Hawaiian Electric today announced it has received approval to move forward with a pilot program that will encourage the growth of electric bus fleets through the installation of charging ports on Oahu, Maui and Hawaii island.

The state Public Utilities Commission recently approved the “eBus Make-Ready Infrastructure Pilot Project,” clearing the way for Hawaiian Electric to install “make-ready” infrastructure to support up to 20 electric bus charging ports at five to 10 customer sites over three years on the three islands.

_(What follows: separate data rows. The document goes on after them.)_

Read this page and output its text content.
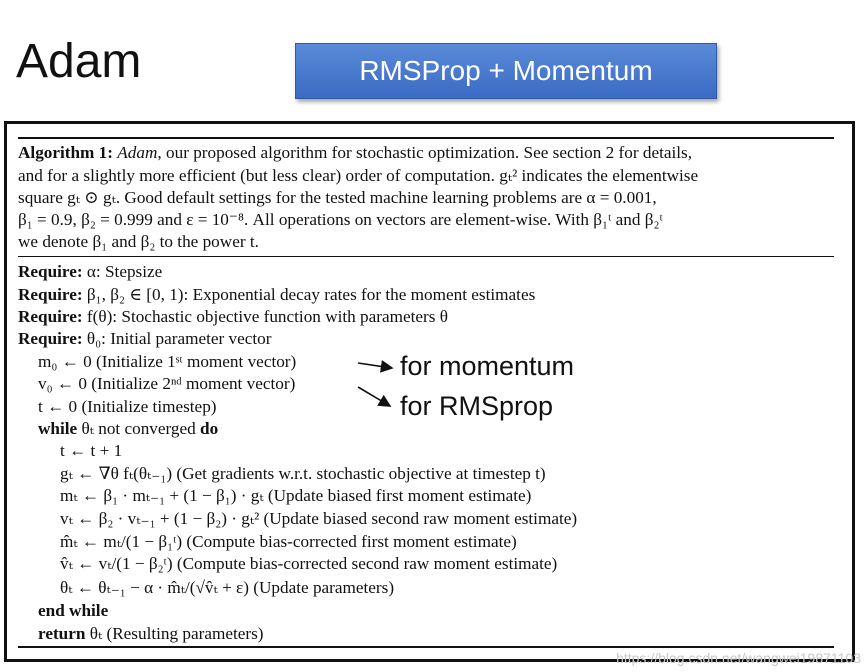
Adam	RMSProp + Momentum
Algorithm 1: Adam, our proposed algorithm for stochastic optimization. See section 2 for details,
and for a slightly more efficient (but less clear) order of computation. gₜ² indicates the elementwise
square gₜ ⊙ gₜ. Good default settings for the tested machine learning problems are α = 0.001,
β₁ = 0.9, β₂ = 0.999 and ε = 10⁻⁸. All operations on vectors are element-wise. With β₁ᵗ and β₂ᵗ
we denote β₁ and β₂ to the power t.
Require: α: Stepsize
Require: β₁, β₂ ∈ [0, 1): Exponential decay rates for the moment estimates
Require: f(θ): Stochastic objective function with parameters θ
Require: θ₀: Initial parameter vector
m₀ ← 0 (Initialize 1ˢᵗ moment vector)
v₀ ← 0 (Initialize 2ⁿᵈ moment vector)
t ← 0 (Initialize timestep)
while θₜ not converged do
t ← t + 1
gₜ ← ∇θ fₜ(θₜ₋₁) (Get gradients w.r.t. stochastic objective at timestep t)
mₜ ← β₁ · mₜ₋₁ + (1 − β₁) · gₜ (Update biased first moment estimate)
vₜ ← β₂ · vₜ₋₁ + (1 − β₂) · gₜ² (Update biased second raw moment estimate)
m̂ₜ ← mₜ/(1 − β₁ᵗ) (Compute bias-corrected first moment estimate)
v̂ₜ ← vₜ/(1 − β₂ᵗ) (Compute bias-corrected second raw moment estimate)
θₜ ← θₜ₋₁ − α · m̂ₜ/(√v̂ₜ + ε) (Update parameters)
end while
return θₜ (Resulting parameters)
for momentum
for RMSprop
https://blog.csdn.net/wangwei19871103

Under the pilot program, Hawaiian Electric will pay for and manage construction of equipment and wiring up to and beyond the fleet operator’s meter to where the chargers would be installed. The customers’ responsibilities will be to install and maintain the charging stations, to pay for the cost of the electricity used, and the procurement of the electric buses.

“With Hawaii committed to achieving zero carbon emissions by 2045 it’s important that we move aggressively to reduce greenhouse gas emissions in ground transportation,” said Aki Marceau, director of electrification of transportation at Hawaiian Electric, in a news release. “As a rider of Honolulu’s public bus system, I recognize firsthand that electrifying our bus fleets will allow everyone access to the health, environmental and economic benefits of electric vehicles.”

Hawaiian Electric said it is in the process of ramping up the program and expects to begin accepting applications by January 2022 from bus operators that meet specific eligibility criteria.

In its application to the PUC, submitted last summer, Hawaiian Electric said it expects to invest up to $4.25 million in pilot costs, which it seeks to recover through the Renewable Energy Infrastructure Program surcharge.

The pilot project addresses two obstacles to the implementation of electric bus use — the upfront cost, which includes the buses, charging stations, and infrastructure as well the operational adjustments needed to switch from diesel fueling to charging.

Hawaiian Electric addresses these obstacles by footing some of these expenses, the utility said, but believes it will result in long-term savings.

Operating an electric bus could save more than $400,000 over its lifetime due to lower fuel and maintenance costs, Hawaiian Electric said in the news release. Switching to electric buses as fleets are replaced or expanded will also reduce diesel use and tailpipe emissions.

Hawaiian Electric, in an analysis submitted to the PUC, estimated that net greenhouse gas emissions would be 27% to 38% lower per mile with an electric bus compared to a diesel bus.

The utility anticipates the market for local electric buses will also grow over the next 12 to 15 years, and that this pilot is an investment for the “broader ongoing benefits to all customers in the future.”